The first way we get out of balance is through upset in the digestive system (whether we notice it or not). Weak digestion creates something called ama. We can approximate its translation in English as “toxins.” When you don’t digest things well, they build up in the system and turn rotten. Think of ama as a slimy, beige-colored toxic sludge that smothers the movement of energy in your digestive tract. In the body, this manifests as bloating, weight gain, acne, fatigue, constipation, and many other unsavory symptoms. (Chapter XX will cover this is detail.)
We can experience mental/emotional ama as well.

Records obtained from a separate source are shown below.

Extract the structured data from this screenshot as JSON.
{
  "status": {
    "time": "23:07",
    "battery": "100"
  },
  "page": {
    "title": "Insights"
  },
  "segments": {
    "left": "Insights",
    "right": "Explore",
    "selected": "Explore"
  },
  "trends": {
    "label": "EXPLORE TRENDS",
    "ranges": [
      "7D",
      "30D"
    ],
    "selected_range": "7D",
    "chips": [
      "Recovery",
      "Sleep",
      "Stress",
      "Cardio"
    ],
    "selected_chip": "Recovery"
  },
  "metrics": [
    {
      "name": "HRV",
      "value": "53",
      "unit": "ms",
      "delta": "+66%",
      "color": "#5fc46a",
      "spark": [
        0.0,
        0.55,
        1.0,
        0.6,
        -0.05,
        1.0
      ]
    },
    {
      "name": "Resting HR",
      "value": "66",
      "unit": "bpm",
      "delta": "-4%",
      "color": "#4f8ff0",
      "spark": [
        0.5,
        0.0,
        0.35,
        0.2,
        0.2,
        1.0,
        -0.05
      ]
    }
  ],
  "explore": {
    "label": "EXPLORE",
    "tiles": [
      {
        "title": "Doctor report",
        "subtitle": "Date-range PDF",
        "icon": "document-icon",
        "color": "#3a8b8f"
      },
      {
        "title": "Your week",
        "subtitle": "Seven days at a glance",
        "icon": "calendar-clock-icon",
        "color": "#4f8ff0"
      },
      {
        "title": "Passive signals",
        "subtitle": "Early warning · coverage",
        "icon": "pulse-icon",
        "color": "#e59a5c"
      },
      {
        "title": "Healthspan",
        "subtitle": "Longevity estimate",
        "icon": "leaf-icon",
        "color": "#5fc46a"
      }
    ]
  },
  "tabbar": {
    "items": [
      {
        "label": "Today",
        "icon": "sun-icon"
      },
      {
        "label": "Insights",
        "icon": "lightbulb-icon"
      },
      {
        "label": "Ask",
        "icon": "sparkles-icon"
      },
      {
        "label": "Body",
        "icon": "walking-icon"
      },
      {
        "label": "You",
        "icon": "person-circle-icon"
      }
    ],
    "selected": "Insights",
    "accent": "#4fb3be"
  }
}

This ama is the accumulation of undigested life experiences that blocks the channels of our perception; it is the storehouse of our negativity stories. You can measure how full your storehouse is by looking at how much you blame others for your current life circumstances or how often you get offended by people, politics, or the weather conditions; when you find these things happening more often and more easily, you have a buildup of ama. Ama is like a sludgy mind-mucus dripping down from your brain and putting out the fire of sweetness in your heart.
Sometimes imbalances occur as a natural result of the environment we live in. Ama can accumulate, for example, if we live in polluted air or drink polluted water. Sometimes we experience disease as a natural process of ageing and decay. If you leave a metal chair outside for a few years, the environment and time will age it. Our bodies are the same. Happily,
Ayurveda teaches us how to slow down the natural pull of decay so that we can stay vital and gleaming and longer. The body is limited. Over time, the body begins to decay due to the sheer force of death itself.